Pada tahun 2002, Rasdullah mengikrarkan diri maju sebagai calon Gubernur Jakarta. Tindakannya ini sebagai bentuk “tamparan” kepada partai politik, politisi, dan masyarakat Jakarta yang dianggap tak mampu menghadirkan calon pemimpin yang berkualitas, dan tak mampu mengakomodir kepentingan kelompok akar rumput, khususnya penarik becak.
Menjelang Pilpres 2009 Rasdullah bersama Jaringan Rakyat Miskin Kota mendatangi Jusuf Kalla, dan mengajukan sebuah konsep kontrak politik. Namun konsep politik itu ditolak mentah-mentah, karena berisi legalisasi becak
Seperti tak kehabisan energi, pada tahun 2012, menjelang Pilkada DKI putaran kedua, Sebaja, bersama Jaringan Rakyat Miskin Kota (JRMK), Komunitas Juang Perempuan (KJP), dan Urban Poor Consortium (UPC), mendatangi pasangan calon gubernur DKI, Jokowi-Ahok, untuk sebuah kontrak politik. Namun naas pada tahun 2016, ia dan teman-temanya kena garuk satpol PP DKI yang mengadakan operasi becak. Ia berkirim surat terbuka kepada presiden Joko Widodo. Surat terbukanya itu ia tulis tangan, namun beredar luas di medsos, dan mendapat simpati banyak warga net.
Di awal tahun 2018 senyum sumringah Rasdullah kembali meramaikan DKI, becak kembali boleh beroperasi secara terbatas di Jakarta melalui pengaturan konsep rencana tindak komunitas yang dikeluarkan Gunernur DKI yang baru.
Demikianlah konsistensi perjuangan seorang penarik becak sanggup memberi inspirasi, dan teladan dalam berdemokrasi.
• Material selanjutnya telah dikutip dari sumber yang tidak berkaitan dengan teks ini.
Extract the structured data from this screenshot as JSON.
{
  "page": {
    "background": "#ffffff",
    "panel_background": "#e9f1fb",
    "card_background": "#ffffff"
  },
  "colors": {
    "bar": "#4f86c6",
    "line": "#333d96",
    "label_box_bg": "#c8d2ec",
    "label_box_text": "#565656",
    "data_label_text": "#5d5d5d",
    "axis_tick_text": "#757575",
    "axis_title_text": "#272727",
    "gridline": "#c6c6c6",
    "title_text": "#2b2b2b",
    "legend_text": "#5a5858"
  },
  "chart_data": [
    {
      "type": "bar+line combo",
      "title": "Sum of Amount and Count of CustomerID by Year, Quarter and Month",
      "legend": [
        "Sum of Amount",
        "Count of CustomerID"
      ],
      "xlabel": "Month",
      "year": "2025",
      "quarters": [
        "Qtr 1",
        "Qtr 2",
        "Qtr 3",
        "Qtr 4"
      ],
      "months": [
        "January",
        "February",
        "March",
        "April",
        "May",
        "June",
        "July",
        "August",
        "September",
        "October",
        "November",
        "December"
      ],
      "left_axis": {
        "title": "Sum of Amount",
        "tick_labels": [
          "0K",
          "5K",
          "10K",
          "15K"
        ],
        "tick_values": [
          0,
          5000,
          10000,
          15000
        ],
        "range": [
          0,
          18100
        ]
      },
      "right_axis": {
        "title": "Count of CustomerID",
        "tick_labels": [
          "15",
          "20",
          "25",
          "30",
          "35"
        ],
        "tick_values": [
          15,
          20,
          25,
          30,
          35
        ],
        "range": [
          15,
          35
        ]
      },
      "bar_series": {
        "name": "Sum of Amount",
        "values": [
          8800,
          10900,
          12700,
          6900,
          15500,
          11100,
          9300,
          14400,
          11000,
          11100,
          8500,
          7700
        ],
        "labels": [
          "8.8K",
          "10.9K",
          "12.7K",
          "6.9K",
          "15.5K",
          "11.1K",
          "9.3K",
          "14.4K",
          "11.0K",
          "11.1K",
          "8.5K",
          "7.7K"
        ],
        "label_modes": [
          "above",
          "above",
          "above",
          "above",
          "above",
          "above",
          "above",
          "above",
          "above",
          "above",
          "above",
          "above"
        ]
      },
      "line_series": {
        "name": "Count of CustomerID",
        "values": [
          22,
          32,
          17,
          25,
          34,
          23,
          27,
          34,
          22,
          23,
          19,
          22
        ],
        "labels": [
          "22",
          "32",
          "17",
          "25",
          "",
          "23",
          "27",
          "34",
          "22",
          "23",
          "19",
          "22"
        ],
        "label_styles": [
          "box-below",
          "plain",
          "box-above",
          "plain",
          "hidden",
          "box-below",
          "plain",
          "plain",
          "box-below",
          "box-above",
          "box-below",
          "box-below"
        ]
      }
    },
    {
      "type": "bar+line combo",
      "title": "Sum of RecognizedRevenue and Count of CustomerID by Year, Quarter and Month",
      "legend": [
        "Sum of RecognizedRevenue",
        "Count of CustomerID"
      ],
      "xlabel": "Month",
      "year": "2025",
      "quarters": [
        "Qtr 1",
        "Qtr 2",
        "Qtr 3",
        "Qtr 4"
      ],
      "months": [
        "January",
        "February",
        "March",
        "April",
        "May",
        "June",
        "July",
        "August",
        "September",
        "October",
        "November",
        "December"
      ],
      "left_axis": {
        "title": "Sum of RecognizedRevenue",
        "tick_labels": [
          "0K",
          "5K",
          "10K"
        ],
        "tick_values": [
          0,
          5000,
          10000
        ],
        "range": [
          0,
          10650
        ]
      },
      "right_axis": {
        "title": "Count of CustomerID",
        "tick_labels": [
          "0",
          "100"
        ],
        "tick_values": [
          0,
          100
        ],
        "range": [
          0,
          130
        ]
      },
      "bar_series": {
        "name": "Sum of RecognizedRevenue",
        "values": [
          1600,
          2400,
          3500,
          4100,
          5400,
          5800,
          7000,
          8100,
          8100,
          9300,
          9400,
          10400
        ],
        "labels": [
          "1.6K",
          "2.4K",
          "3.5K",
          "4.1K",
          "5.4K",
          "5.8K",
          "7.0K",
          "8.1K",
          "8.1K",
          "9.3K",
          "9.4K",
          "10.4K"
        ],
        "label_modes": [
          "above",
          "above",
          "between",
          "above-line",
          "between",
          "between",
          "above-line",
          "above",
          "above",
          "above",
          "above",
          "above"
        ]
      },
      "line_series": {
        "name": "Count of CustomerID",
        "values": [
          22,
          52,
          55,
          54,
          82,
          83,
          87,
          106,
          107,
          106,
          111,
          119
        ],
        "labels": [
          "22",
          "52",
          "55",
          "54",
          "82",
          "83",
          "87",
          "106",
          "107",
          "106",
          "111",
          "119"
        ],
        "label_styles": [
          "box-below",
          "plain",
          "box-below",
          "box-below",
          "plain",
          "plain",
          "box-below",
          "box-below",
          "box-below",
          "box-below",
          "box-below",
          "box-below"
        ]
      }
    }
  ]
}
Sebuah contoh perjuangan kolektif, yang dilakukan oleh kelompok akar rumput dalam mempertahankan eksistensinya.
Sewajarnaya sebagai masyarakat yang beradab, masyarakat Bali, diharapkan mampu melakukan perjuangan-perjuangan politik yang lebih elegan, dan bermartabat. Dengan mengedepankan kecerdasan dan rasionalitas, melihat gagasan dan ide, dan tidak terjebak pada bentuk patronase atau karena rasa takut.
Kinilah saatnya civil society yang ada di Bali, baik kelompok petani, seniman, budayawan, maupun pekerja ekonomi mikro, dan buruh pariwisata, bersatu dan memperjuangkanya aspirasinya kepada calon yang dipercaya. Karena dalam demokrasi, berlaku hukum, siapa yang bekerja ia yang menuai hasil, siapa yang berjuang ia akan mendapatkan buah perjuangannya.
Tanpa hadirnya kesadaran akan perjuangan, demokrasi hanyalah suatu prosudural 5 tahunan, tanpa memberi perubahan berarti. Tanpa hadirnya pemilih yang mandiri dan cerdas, dipastikan pendidikan politik telah gagal, dan politik patronase-klientalisme kembali berkuasa.